Today, country delegates at New York’s Commission on the Status of Women (CSW) meeting will end a week of debate as they lobby hard to shape an outcome, to step up efforts to combat violence against women around the world, at the end of the two-week long talks.
The theme of this year’s CSW session - when member states representatives come together at UN Headquarters to discuss gender equality and the advancement of women - has been violence against women, a subject much in the hearts of attendees and supporters alike. I’ve been following the talks avidly, eagerly waiting for the Commission’s final outcome, to see if there will be agreed action to address these issues. I hope that they will manage to reach a conclusion this year, as without one, they risk discrediting the CSW and UN system more broadly following lobbying from conservative movements last year that led to an inconclusive result.
I was fortunate enough to attend the first week, along with representatives from 6,000 other international NGOs, attending many events and talks where experiences and issues faced by women across the globe were discussed. High on our shared agenda was women’s political participation, ending female genital cutting, early and forced marriage, trafficking, as well as the overarching issues of violence against women.
While discussing the establishment of a UN convention on violence against women, we were given an important reminder that violence against women transcends national boundaries and is prevalent in our own country. Sammen Ali, an inspiring British activist and counsellor, who was taken to Pakistan to marry aged 13, revealed:
“No questions were asked when I was taken out of school. No questions were asked when I was pregnant at 13 in England.”
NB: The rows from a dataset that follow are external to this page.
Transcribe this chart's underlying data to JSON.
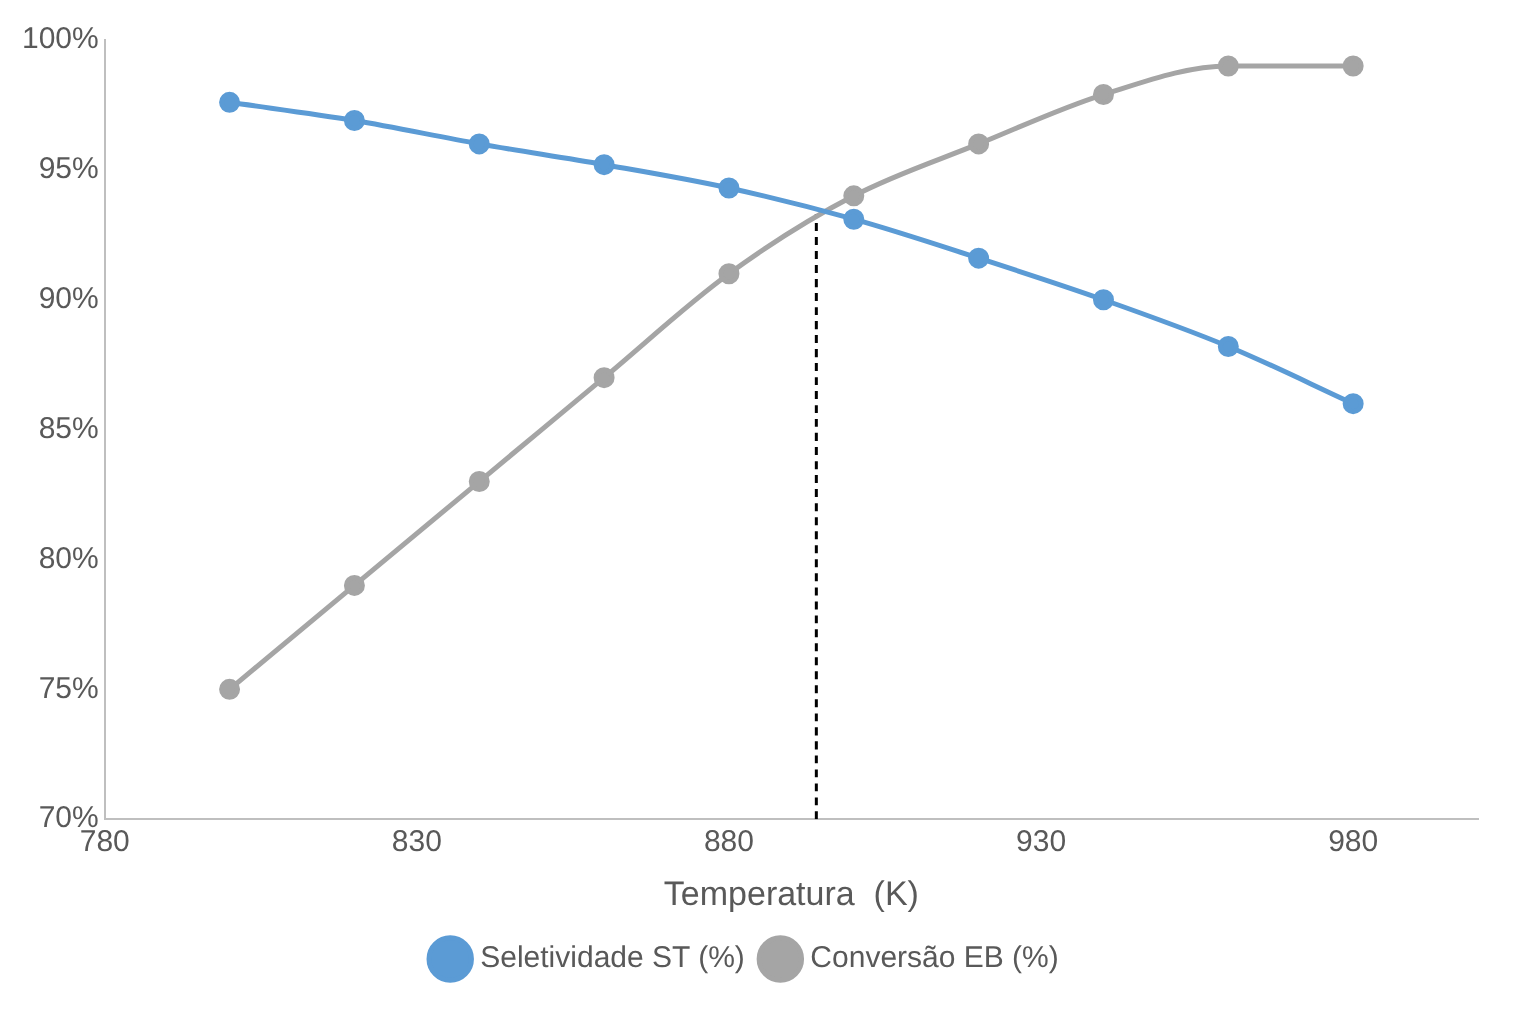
{
  "chart_data": {
    "type": "line",
    "xlabel": "Temperatura  (K)",
    "xlim": [
      780,
      1000
    ],
    "xticks": [
      780,
      830,
      880,
      930,
      980
    ],
    "ylim": [
      70,
      100
    ],
    "yticks": [
      {
        "value": 70,
        "label": "70%"
      },
      {
        "value": 75,
        "label": "75%"
      },
      {
        "value": 80,
        "label": "80%"
      },
      {
        "value": 85,
        "label": "85%"
      },
      {
        "value": 90,
        "label": "90%"
      },
      {
        "value": 95,
        "label": "95%"
      },
      {
        "value": 100,
        "label": "100%"
      }
    ],
    "grid": false,
    "legend": "bottom",
    "marker": "circle",
    "line_style": "solid",
    "series": [
      {
        "name": "Seletividade ST (%)",
        "color": "#5b9bd5",
        "x": [
          800,
          820,
          840,
          860,
          880,
          900,
          920,
          940,
          960,
          980
        ],
        "values": [
          97.6,
          96.9,
          96.0,
          95.2,
          94.3,
          93.1,
          91.6,
          90.0,
          88.2,
          86.0
        ]
      },
      {
        "name": "Conversão EB (%)",
        "color": "#a5a5a5",
        "x": [
          800,
          820,
          840,
          860,
          880,
          900,
          920,
          940,
          960,
          980
        ],
        "values": [
          75.0,
          79.0,
          83.0,
          87.0,
          91.0,
          94.0,
          96.0,
          97.9,
          99.0,
          99.0
        ]
      },
      {
        "color": "#000000",
        "x": [
          894,
          894
        ],
        "values": [
          70,
          93.3
        ],
        "marker": "none",
        "line_style": "dashed"
      }
    ]
  }
}
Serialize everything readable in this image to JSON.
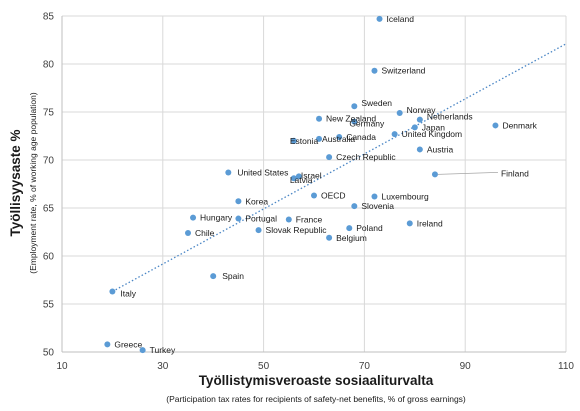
{
  "chart_data": {
    "type": "scatter",
    "xlabel": "Työllistymisveroaste sosiaaliturvalta",
    "xlabel_sub": "(Participation tax rates for recipients of safety-net benefits, % of gross earnings)",
    "ylabel": "Työllisyysaste %",
    "ylabel_sub": "(Employment rate, % of working age population)",
    "xlim": [
      10,
      110
    ],
    "ylim": [
      50,
      85
    ],
    "xticks": [
      10,
      30,
      50,
      70,
      90,
      110
    ],
    "yticks": [
      50,
      55,
      60,
      65,
      70,
      75,
      80,
      85
    ],
    "grid": true,
    "colors": {
      "point": "#5b9bd5",
      "trend": "#4a86c5",
      "grid": "#d9d9d9",
      "axis": "#bfbfbf",
      "connector": "#a6a6a6"
    },
    "trendline": {
      "x": [
        20,
        110
      ],
      "y": [
        56.3,
        82.1
      ]
    },
    "points": [
      {
        "name": "Iceland",
        "x": 73,
        "y": 84.7
      },
      {
        "name": "Switzerland",
        "x": 72,
        "y": 79.3
      },
      {
        "name": "Sweden",
        "x": 68,
        "y": 75.6
      },
      {
        "name": "Norway",
        "x": 77,
        "y": 74.9
      },
      {
        "name": "New Zealand",
        "x": 61,
        "y": 74.3
      },
      {
        "name": "Netherlands",
        "x": 81,
        "y": 74.2
      },
      {
        "name": "Germany",
        "x": 68,
        "y": 74.0
      },
      {
        "name": "Japan",
        "x": 80,
        "y": 73.4
      },
      {
        "name": "Denmark",
        "x": 96,
        "y": 73.6
      },
      {
        "name": "United Kingdom",
        "x": 76,
        "y": 72.7
      },
      {
        "name": "Canada",
        "x": 65,
        "y": 72.4
      },
      {
        "name": "Australia",
        "x": 61,
        "y": 72.2
      },
      {
        "name": "Estonia",
        "x": 56,
        "y": 72.0
      },
      {
        "name": "Austria",
        "x": 81,
        "y": 71.1
      },
      {
        "name": "Czech Republic",
        "x": 63,
        "y": 70.3
      },
      {
        "name": "United States",
        "x": 43,
        "y": 68.7
      },
      {
        "name": "Israel",
        "x": 57,
        "y": 68.3
      },
      {
        "name": "Latvia",
        "x": 56,
        "y": 68.1
      },
      {
        "name": "Finland",
        "x": 84,
        "y": 68.5
      },
      {
        "name": "OECD",
        "x": 60,
        "y": 66.3
      },
      {
        "name": "Luxembourg",
        "x": 72,
        "y": 66.2
      },
      {
        "name": "Korea",
        "x": 45,
        "y": 65.7
      },
      {
        "name": "Slovenia",
        "x": 68,
        "y": 65.2
      },
      {
        "name": "Hungary",
        "x": 36,
        "y": 64.0
      },
      {
        "name": "Portugal",
        "x": 45,
        "y": 63.9
      },
      {
        "name": "France",
        "x": 55,
        "y": 63.8
      },
      {
        "name": "Ireland",
        "x": 79,
        "y": 63.4
      },
      {
        "name": "Poland",
        "x": 67,
        "y": 62.9
      },
      {
        "name": "Slovak Republic",
        "x": 49,
        "y": 62.7
      },
      {
        "name": "Chile",
        "x": 35,
        "y": 62.4
      },
      {
        "name": "Belgium",
        "x": 63,
        "y": 61.9
      },
      {
        "name": "Spain",
        "x": 40,
        "y": 57.9
      },
      {
        "name": "Italy",
        "x": 20,
        "y": 56.3
      },
      {
        "name": "Greece",
        "x": 19,
        "y": 50.8
      },
      {
        "name": "Turkey",
        "x": 26,
        "y": 50.2
      }
    ]
  }
}
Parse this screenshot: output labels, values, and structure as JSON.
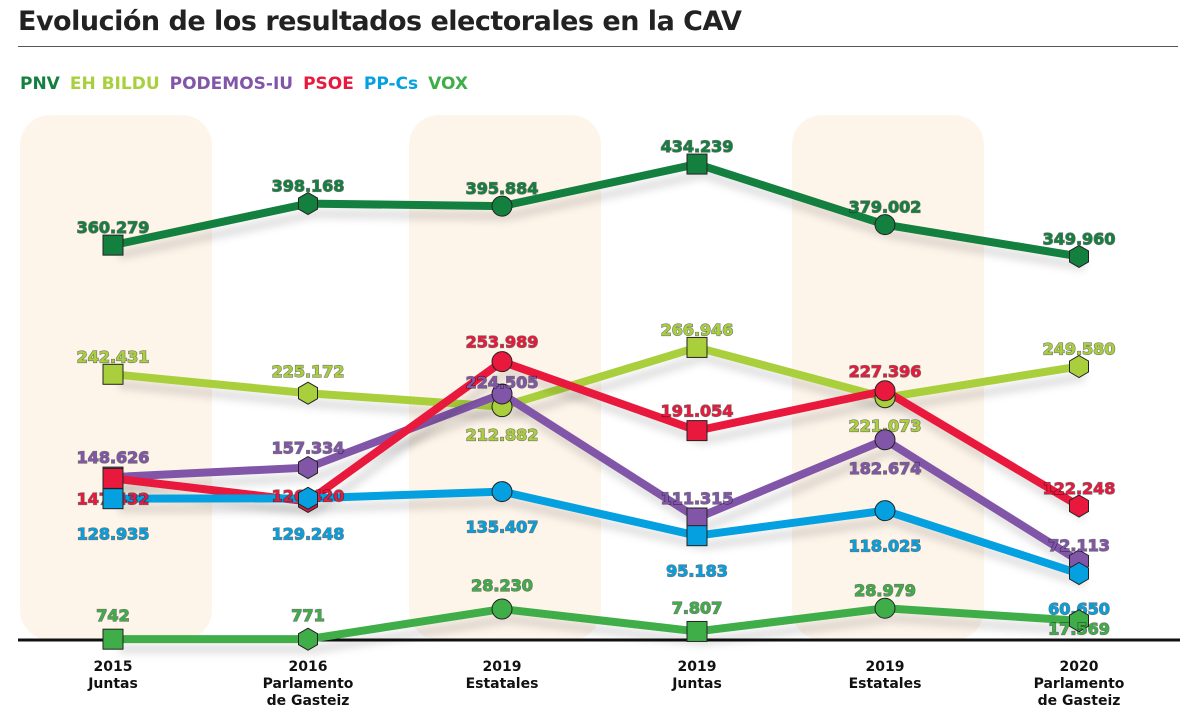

Hearing Sammen speak was incredibly moving, and I was greatly encouraged when I witnessed MP Lynne Featherstone’s announcement of Government plans to include an objective on reducing violence against women in its new Afghanistan strategy, as well as a strong commitment of £35million to address female genital cutting. It’s fantastic to know my own government is addressing the issue.
Many speakers explained how gender-based violence affects women in their own countries; we heard how 48 women an hour are raped in the DRC, and three million of the world’s woman are subjected to female genital mutilation every year, with 10% dying as a result. One of the most shocking examples I heard was how one woman in Burundi had both arms cut off by her husband because she gave birth to a second girl. It’s incomprehensible that anyone could listen to these accounts and not be convinced of the need for immediate and concerted action.
Encouraging work by faith-based organisations in addressing this violence was great to hear about, especially in the developing work where the majority are profoundly religious. It’s fantastic to hear how respected faith leaders are using their credibility, influence and spiritual guidance to change attitudes and behaviour in their communities. As one participant said: ‘faith is a great tool in the fight against violence against women.’
Yet, in a conference surrounded by women, I couldn’t help but think about the role men and boys could be having in tackling gender inequalities. I can’t see the currently situation moving forward without their involvement in both supporting women’s empowerment and challenging destructive gender norms. This is an area of work Christian Aid is currently exploring, and where we could have a real impact.
But there continues to be factors that have hindered negotiations. A number of governments do not want to be held to account to provide services, instead shifting their duties onto NGOs and CSOs. Others oppose reference to comprehensive sex education as it implies sex before marriage. Similarly, there are efforts to include reference to sovereignty which would allow countries to opt out of the final agreed conclusions. These developments are worrying as they go back on already established international agreements on women’s rights. UK NGOs, including Christian Aid, are lobbying hard to counter these retrograde arguments, and we’re waiting with baited breath for the outcome document to see if our efforts have convinced country delegations.
I left my week in New York with mixed feelings – on the one hand, I felt overwhelmed by the devastating impact and scale of violence against women across the world, depressed that delegations can argue against sexual and reproductive health rights, worried that we may not reach a conclusion at this year’s Commission. On the other hand, I felt incredibly inspired by the fantastic work that NGOs and other agencies are doing to tackle violence against women, uplifted by the role of faith leaders who are addressing violence and discrimination. But most of all I’m hopeful that there is finally momentum behind the women’s rights movement.
Next year the focus of the CSW will be on the plans that will follow the Millennium Development Goals (MDGs), which expire in 2015. Christian Aid is working hard to encourage world leaders to put the rights of women and girls into the heart of these negotiations, and it was encouraging to hear both Secretary of State Justine Greening and UN Women’s Director Michelle Bachelet both reinforcing this within the last two weeks.